In its research report on Monday, SBI said that the government should go ahead with disinvestment of public sector banks (PSBs) as they are in good condition.
Government Should Go Shead With Disinvestment of PSBs
This report also pitched the consolidation of existing government-owned banks.
Further, the report titled ‘Prelude to Union Budget 2024-25’ mentions, “As banks are in good condition, the government should take stance on disinvestment of PSBs.”
The report said that the government and Life Insurance Corporation of India are selling an almost 61 percent stake in the lender, while talking about privatization of IDBI Bank.
Adding,“They invited bids from buyers in October 2022. In January 2023, the Department of Investment and Public Asset Management (DIPAM) received several expressions of interest for the IDBI Bank stake on offer. We expect the government to clarify this in the Budget.”

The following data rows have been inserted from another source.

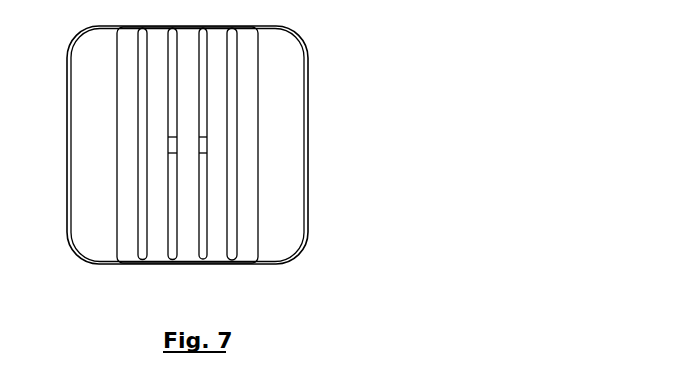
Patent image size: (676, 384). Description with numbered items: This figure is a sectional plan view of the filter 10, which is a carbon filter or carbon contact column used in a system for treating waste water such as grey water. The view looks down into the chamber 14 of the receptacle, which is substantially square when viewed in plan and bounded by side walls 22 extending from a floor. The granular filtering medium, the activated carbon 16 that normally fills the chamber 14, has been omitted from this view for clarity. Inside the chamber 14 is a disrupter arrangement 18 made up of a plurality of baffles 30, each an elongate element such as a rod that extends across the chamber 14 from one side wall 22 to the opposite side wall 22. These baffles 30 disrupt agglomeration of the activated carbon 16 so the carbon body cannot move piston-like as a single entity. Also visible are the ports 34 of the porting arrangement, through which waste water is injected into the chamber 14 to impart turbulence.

The filter 10 is at (297, 171).
The chamber 14 is at (283, 146).
The activated carbon 16 is at (307, 225).
The disrupter arrangement 18 is at (124, 257).
The side walls 22 is at (229, 264).
The baffles 30 is at (179, 172).
The ports 34 is at (222, 124).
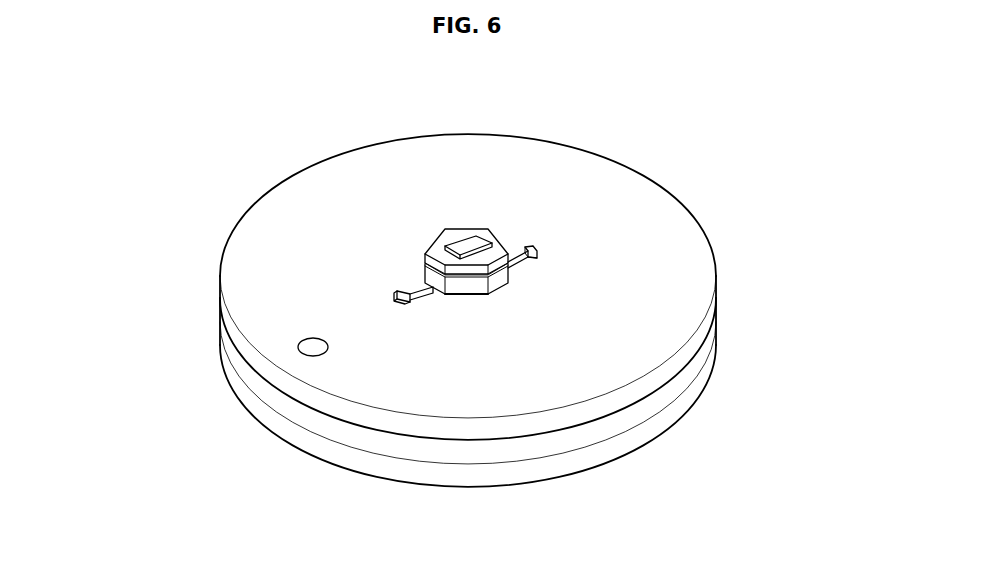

The government owns over 45 percent stake in IDBI Bank, and LIC has a 49.24 per cent shareholding currently.
Unleash Additional Spending and Thereby, More GST Revenue
This report recommends that the government should tweak the tax on deposit interest and make flat tax treatment across the maturity ladder in line with mutual fund and equity markets.
It further adds, “Household net financial savings has declined to 5.3 percent of GDP in FY23 and is expected to be 5.4 per cent in FY24. If we make the deposit rate attractive in line with MFs, then this could push up household financial savings and CASA.”
This could unleash additional spending and thereby, more GST revenue to the government as this amount will be in the hands of depositors, as per the report.
Adding,“Increase in bank deposits will bring not only stability in core deposit base and financial system but also financial stability in household savings as the banking system is better regulated and has superior trust as compared to other alternatives with high volatility/risk.”
Deposits are taxed on an accrual basis and other asset classes only on redemption and there is also a need to remove this treatment, it added.
The report by the Economic Research Department, State Bank of India (SBI), expressed expectation that the government will look into the concerns over the Insolvency and Bankruptcy Code (IBC) that must be improved and expediting cases under the IBC should be a key change.